Samira acknowledges as a sad part of the truth that most cannot relate to these experiences and one often must get used to being left alone with them. Nevertheless, she is convinced that we all have so many visions to overcome traditional politics making, which are worth fighting for. Samira’s message is that young women are most successful in politics when they stay true to themselves.
“Networks have always pushed me forwards!”
Emma Wiesner, MEP for Centerpartiet (Sweden), joined her party’s youth organisation at the age of 14. After interrupting her engagement during her studies and then returning, she still felt welcome despite the changes in people and time and recognised the importance of her contacts.
Emma further emphasises the importance of one’s own network when it comes to campaigning. In her view, it is particularly crucial to work with many different characters. For example, introverts are not necessarily good communicators, but in her team, they are the most strategic thinkers in politics. In the same way, it is important for young women to identify their personal strengths, namely their five strings, and to know how they can best use them for their candidacy.
“My candidacy as LYMEC President was the best learning process of my life!”
Svenja Hahn, MEP for Freie Demokratische Partei (Germany), makes it clear that politics is not waiting for any new faces. It rather depends on young women to show their own initiative to be the change they are waiting for.
Svenja has taken exactly this to heart when she decided to run as the first female LYMEC president. During her campaign, she was often surrounded by various rumours and nasty remarks, such as that her voice would not sound kind enough. In the meantime, however, she can look back on valuable learning processes and considers LYMEC her political home, where she is grateful for the fact that women can also take on leadership positions and act as role models.
All in all, these five perspectives were able to show well that although young women still have to struggle with a multitude of hurdles when entering politics, they are not helplessly at their mercy.

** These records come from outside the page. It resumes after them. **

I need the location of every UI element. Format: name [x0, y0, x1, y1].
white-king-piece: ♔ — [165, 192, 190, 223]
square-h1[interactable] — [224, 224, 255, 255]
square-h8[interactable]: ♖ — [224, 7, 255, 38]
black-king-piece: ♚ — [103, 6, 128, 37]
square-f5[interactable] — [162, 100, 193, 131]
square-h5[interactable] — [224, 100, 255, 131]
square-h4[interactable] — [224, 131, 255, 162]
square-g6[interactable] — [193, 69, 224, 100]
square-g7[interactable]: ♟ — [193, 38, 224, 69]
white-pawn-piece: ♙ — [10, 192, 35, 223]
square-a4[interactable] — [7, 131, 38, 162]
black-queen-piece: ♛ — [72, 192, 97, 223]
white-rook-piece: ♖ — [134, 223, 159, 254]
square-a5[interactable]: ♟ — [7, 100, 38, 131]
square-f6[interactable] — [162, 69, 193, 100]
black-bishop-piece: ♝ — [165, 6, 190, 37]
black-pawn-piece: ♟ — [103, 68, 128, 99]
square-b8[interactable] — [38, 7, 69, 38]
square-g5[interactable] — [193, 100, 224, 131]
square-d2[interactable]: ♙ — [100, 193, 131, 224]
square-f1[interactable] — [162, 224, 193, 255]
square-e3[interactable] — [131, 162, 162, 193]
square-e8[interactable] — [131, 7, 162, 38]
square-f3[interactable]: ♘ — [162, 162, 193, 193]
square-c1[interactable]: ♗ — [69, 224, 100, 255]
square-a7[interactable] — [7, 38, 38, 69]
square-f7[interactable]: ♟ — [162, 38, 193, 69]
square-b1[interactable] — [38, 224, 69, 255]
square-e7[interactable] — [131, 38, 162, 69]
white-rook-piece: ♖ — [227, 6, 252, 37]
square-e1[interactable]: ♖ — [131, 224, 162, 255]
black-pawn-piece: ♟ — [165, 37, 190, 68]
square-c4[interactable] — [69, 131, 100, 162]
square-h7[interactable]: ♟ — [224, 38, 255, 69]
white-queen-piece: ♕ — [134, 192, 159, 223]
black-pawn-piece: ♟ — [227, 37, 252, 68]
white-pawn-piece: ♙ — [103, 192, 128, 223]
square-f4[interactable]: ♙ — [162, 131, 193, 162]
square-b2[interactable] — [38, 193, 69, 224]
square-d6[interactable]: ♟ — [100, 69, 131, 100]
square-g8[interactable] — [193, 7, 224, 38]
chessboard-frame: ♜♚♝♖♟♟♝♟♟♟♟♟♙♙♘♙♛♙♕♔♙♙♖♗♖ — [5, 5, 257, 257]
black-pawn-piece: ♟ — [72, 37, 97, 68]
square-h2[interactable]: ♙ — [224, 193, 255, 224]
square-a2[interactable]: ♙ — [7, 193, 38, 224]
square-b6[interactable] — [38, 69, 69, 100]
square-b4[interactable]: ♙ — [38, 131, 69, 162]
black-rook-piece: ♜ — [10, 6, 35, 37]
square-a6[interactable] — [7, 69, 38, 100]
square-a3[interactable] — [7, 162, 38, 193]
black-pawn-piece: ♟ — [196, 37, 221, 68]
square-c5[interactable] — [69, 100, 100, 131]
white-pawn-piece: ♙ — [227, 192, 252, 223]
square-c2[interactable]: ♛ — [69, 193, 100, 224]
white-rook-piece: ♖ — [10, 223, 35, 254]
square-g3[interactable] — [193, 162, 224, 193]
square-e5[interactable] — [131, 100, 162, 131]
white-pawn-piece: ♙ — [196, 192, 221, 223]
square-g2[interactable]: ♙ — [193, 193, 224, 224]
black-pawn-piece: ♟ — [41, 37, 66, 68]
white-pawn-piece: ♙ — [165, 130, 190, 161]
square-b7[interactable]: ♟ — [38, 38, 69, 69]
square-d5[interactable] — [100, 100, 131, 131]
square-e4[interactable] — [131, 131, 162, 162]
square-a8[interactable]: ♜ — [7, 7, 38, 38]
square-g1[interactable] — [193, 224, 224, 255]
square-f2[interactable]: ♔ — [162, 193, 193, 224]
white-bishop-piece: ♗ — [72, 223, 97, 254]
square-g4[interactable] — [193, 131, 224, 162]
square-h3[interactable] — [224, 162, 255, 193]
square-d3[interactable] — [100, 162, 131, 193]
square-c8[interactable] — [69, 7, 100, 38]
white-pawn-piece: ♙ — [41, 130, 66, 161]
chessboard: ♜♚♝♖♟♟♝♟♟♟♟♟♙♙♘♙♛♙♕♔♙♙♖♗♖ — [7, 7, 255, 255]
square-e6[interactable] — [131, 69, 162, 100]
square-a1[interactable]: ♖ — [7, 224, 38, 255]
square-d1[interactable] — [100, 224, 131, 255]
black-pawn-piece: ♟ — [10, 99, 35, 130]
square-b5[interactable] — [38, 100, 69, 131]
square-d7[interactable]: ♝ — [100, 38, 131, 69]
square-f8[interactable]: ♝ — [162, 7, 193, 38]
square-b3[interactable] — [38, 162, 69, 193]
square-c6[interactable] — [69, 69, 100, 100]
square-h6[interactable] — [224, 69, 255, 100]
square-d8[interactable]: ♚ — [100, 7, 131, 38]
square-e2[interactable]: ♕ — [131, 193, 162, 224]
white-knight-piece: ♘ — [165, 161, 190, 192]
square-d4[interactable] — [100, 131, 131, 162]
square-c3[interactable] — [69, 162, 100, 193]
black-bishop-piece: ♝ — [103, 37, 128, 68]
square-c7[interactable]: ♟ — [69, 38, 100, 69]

So, it is now up to all of us to push #lymecwomen forward and to make their voices heard!
About the author:
Rhea Csordas (DE) has been a member of JuLis and LHG since 2019. She is currently doing her Bachelor in Political Science with a focus on International Relations, for which she studied a year in the Erasmus+ programme at Sciences Po Paris. This experience initially motivated Rhea to get involved in the European Liberal Students Network.